The present conclusions must be taken with reserve. Although the overall patterns identified support the hypotheses, not all reports offer extensive, detailed information. Some provide only qualitative or anecdotal data on the patients’ impairments, while others lack precise descriptions of lesion site and etiology. The latter point is important, for signal transmission along neural pathways may be differentially altered by upstream and downstream disruptions, resulting from either traumatic injury or vascular damage. Also, the reduced number of trials in most of the tasks surveyed weakens the statistical validation of the results. Finally, some of the disorders documented may partly reflect non-linguistic deficits, such as pragmatic or control-related difficulties.

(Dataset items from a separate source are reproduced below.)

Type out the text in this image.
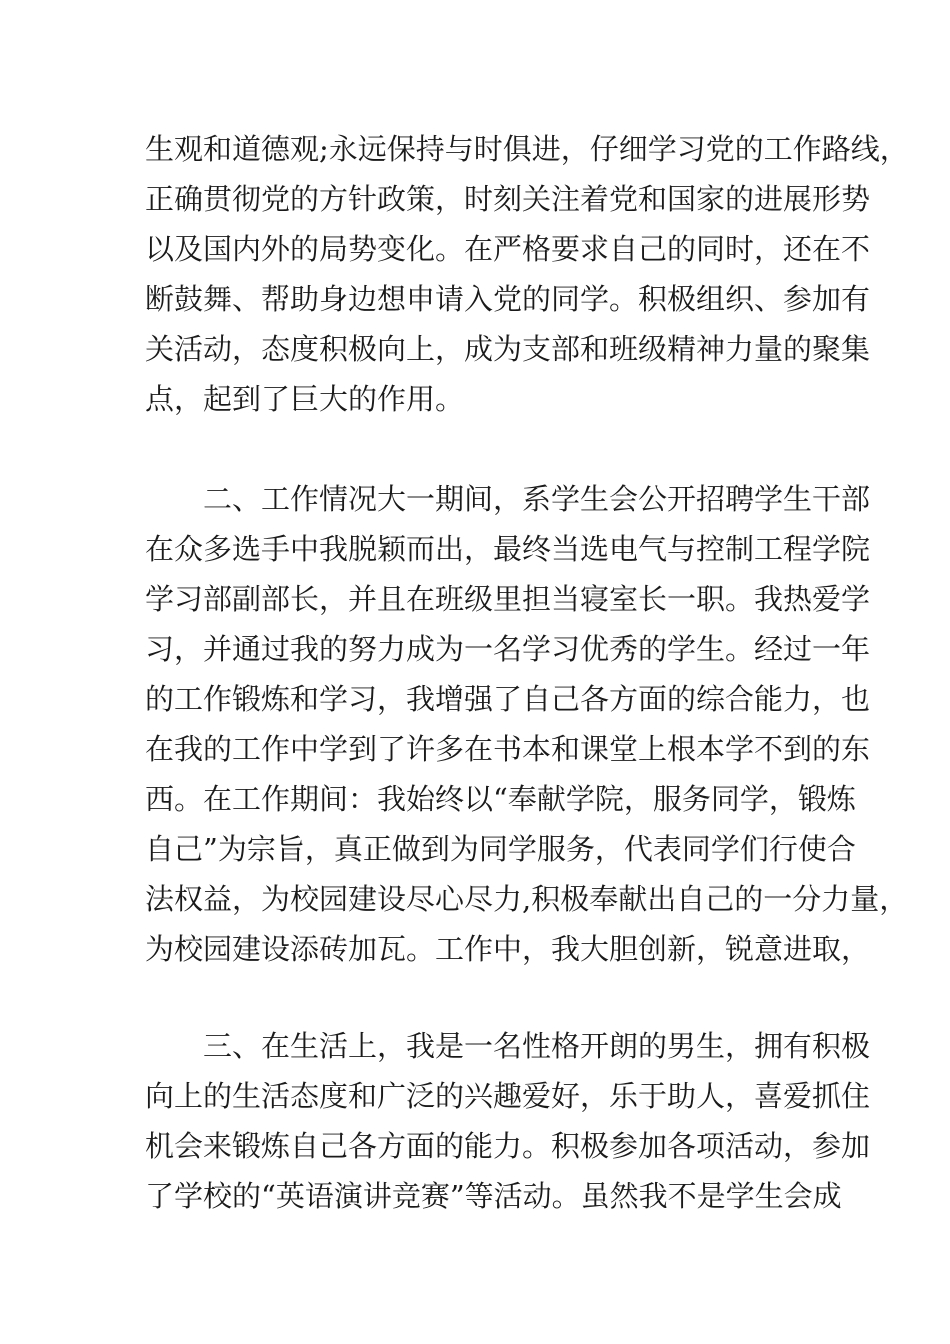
生观和道德观;永远保持与时俱进，仔细学习党的工作路线，
正确贯彻党的方针政策，时刻关注着党和国家的进展形势
以及国内外的局势变化。在严格要求自己的同时，还在不
断鼓舞、帮助身边想申请入党的同学。积极组织、参加有
关活动，态度积极向上，成为支部和班级精神力量的聚集
点，起到了巨大的作用。
　　二、工作情况大一期间，系学生会公开招聘学生干部
在众多选手中我脱颖而出，最终当选电气与控制工程学院
学习部副部长，并且在班级里担当寝室长一职。我热爱学
习，并通过我的努力成为一名学习优秀的学生。经过一年
的工作锻炼和学习，我增强了自己各方面的综合能力，也
在我的工作中学到了许多在书本和课堂上根本学不到的东
西。在工作期间：我始终以“奉献学院，服务同学，锻炼
自己”为宗旨，真正做到为同学服务，代表同学们行使合
法权益，为校园建设尽心尽力,积极奉献出自己的一分力量，
为校园建设添砖加瓦。工作中，我大胆创新，锐意进取，
　　三、在生活上，我是一名性格开朗的男生，拥有积极
向上的生活态度和广泛的兴趣爱好，乐于助人，喜爱抓住
机会来锻炼自己各方面的能力。积极参加各项活动，参加
了学校的“英语演讲竞赛”等活动。虽然我不是学生会成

These limitations can be circumvented in future research. The neurofunctional hypotheses can be tested through behavioral and neurophysiological studies, with both patients and healthy subjects, involving comparisons among L1 and L2 production tasks (e.g., picture naming) and translation tasks in both directions. Statistical data could thus be obtained to corroborate the significance of the observed dissociations. Moreover, the use of high-resolution techniques could provide data on the existence of neural networks differentially devoted to translation, as opposed to monolingual production; or BT, as opposed to FT.

As regards the neuroanatomical hypotheses, PET and fMRI experiments geared towards the detection of differential activity patterns for word and sentence translation may provide more refined data on the relevant brain areas. Only a few translation experiments have used such techniques, and none has explored this dissociation. Research along these lines could increase our understanding of which cognitive mechanisms are engaged by each translation unit.

7. Conclusion

The study of neural translation routes is still incipient. The present review has offered evidence for six hypotheses predicting neurofunctional and neuroanatomical dissociations for translation-specific routes. Further behavioral and neuroimaging studies are required to test the hypotheses in both neurotypical and brain-damaged subjects. This line of research may open exciting avenues for Translation Studies at large.